Some avenues are often suggested. Can a man be friends with a woman whom he finds physically unattractive? Well on the face of it, yes. But who can be sure of the feelings of the woman? Does she find him equally ugly? In any case, would you, girls, like to be friends with somebody who thinks you are unattractive? I am afraid this is a nonstarter.

Other possibilities are presented. If both parties are romantically committed elsewhere, then friendships between them ought to be possible, right? Wrong! We are biologically hard-wired to keep looking for mating partners – that’s a primal instinct for us. At the subconscious level this search continues even when a partner is already there, or after one is too old for the whole procreation routine. (Well, for most women may be it doesn’t, but for men it does). Logically speaking, the search should stop, you say? Well yes, but there’s no arguing with the DNA.

According to one counter-narrative, the above may have been true of another age when women stayed at home, and men worked; but now that more and more women are working and socialising with men, things are looking up for the institution of mixed friendships. (Even this narrative concedes that such friendships are still ‘tricky’). But the aforementioned change in the workplace demographics is too recent to have altered our biological instincts. A friend, male, who happens to be a biology enthusiast, tells me that such changes occur over centuries if not millennia. Let’s review the situation a few centuries down the line.

Some women are charmingly equivocal on this issue. While they are supporters of mixed friendships, they are not exactly delighted if their boyfriends (or husbands) start putting the theory to practice. Perhaps they are (rightly) convinced of their own purity. Perhaps they are (rightly) convinced that all men are brutes. A little reflection will show that this latter conviction contradicts their original position.
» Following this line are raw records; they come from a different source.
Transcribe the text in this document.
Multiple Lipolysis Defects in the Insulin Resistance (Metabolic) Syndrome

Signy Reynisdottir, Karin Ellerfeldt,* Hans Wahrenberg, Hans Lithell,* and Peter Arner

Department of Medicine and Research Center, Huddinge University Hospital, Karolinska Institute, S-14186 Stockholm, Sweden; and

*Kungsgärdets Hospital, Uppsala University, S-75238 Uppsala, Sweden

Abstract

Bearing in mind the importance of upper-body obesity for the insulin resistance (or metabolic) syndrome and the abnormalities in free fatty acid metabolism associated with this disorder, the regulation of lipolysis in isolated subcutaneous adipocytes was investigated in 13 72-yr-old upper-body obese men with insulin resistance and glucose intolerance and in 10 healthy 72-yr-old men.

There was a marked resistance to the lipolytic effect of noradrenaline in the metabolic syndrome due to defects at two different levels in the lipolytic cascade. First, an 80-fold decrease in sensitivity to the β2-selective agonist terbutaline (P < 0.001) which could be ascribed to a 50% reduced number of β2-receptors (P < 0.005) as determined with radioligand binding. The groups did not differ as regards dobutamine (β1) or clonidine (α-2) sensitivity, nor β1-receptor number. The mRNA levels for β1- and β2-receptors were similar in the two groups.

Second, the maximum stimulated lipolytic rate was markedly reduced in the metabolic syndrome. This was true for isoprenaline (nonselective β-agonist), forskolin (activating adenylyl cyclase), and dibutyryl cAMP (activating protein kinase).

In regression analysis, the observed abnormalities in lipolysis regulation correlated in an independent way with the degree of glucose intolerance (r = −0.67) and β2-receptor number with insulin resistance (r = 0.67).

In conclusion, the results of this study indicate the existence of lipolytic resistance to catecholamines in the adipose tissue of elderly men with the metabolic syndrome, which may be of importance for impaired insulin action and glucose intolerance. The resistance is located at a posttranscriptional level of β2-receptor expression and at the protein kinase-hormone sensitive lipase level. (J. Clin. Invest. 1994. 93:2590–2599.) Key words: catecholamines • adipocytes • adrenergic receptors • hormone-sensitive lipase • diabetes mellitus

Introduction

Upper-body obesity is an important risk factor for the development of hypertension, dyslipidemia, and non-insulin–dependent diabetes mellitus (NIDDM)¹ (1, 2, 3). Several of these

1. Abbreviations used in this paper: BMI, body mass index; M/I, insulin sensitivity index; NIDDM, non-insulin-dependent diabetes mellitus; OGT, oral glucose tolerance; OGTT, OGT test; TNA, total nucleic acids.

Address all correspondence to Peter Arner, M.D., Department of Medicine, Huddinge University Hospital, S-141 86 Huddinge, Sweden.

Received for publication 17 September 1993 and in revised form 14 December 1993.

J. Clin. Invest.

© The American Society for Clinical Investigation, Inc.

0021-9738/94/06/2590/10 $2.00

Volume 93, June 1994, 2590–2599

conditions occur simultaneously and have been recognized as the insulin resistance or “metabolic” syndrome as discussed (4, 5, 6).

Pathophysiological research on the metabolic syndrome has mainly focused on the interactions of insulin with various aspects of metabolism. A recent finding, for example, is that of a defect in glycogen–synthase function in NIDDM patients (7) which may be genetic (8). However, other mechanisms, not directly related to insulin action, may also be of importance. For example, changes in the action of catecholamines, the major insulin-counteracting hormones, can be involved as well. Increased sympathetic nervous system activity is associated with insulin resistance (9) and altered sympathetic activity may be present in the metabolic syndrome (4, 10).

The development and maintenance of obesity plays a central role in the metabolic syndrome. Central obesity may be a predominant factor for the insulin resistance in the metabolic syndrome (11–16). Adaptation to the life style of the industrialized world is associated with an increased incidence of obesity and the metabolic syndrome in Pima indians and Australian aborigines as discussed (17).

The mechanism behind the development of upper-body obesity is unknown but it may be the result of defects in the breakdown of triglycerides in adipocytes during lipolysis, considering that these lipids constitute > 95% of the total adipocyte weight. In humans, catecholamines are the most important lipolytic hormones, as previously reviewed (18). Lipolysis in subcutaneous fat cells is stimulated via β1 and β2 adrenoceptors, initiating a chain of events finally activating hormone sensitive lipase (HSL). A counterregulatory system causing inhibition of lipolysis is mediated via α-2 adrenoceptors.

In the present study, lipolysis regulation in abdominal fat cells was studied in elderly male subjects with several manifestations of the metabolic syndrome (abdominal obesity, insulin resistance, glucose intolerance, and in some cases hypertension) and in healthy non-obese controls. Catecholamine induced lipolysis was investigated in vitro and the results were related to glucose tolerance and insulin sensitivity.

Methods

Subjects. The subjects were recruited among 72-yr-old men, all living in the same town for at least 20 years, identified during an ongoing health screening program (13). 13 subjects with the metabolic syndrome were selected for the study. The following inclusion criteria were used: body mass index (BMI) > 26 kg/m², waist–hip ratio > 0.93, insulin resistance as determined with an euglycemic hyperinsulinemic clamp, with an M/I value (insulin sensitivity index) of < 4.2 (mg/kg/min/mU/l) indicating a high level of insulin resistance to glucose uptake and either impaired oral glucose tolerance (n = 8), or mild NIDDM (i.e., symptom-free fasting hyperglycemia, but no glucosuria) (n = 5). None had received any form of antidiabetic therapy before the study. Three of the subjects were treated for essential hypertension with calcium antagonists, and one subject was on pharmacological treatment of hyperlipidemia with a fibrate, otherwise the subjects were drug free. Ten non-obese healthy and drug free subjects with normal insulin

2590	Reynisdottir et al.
Men and women have to co-inhabit many spaces – the classroom, the office, the bus, the airport, and the restaurant belong as much to women as they do to men. However, men as well as women will do well to be honest with one another, and with themselves. Behaving, or treating somebody, as a spare tire is beneath them. Of course they can still go ahead and pretend to be friends (many will), but they will do so at their own peril. In addition to the blood relations and the potential spouse, there can be any number of legitimate relationships between men and women – the teacher/student, the colleague, the class fellow, and above all, the fellow human being. But just friends? Come on, who are we kidding?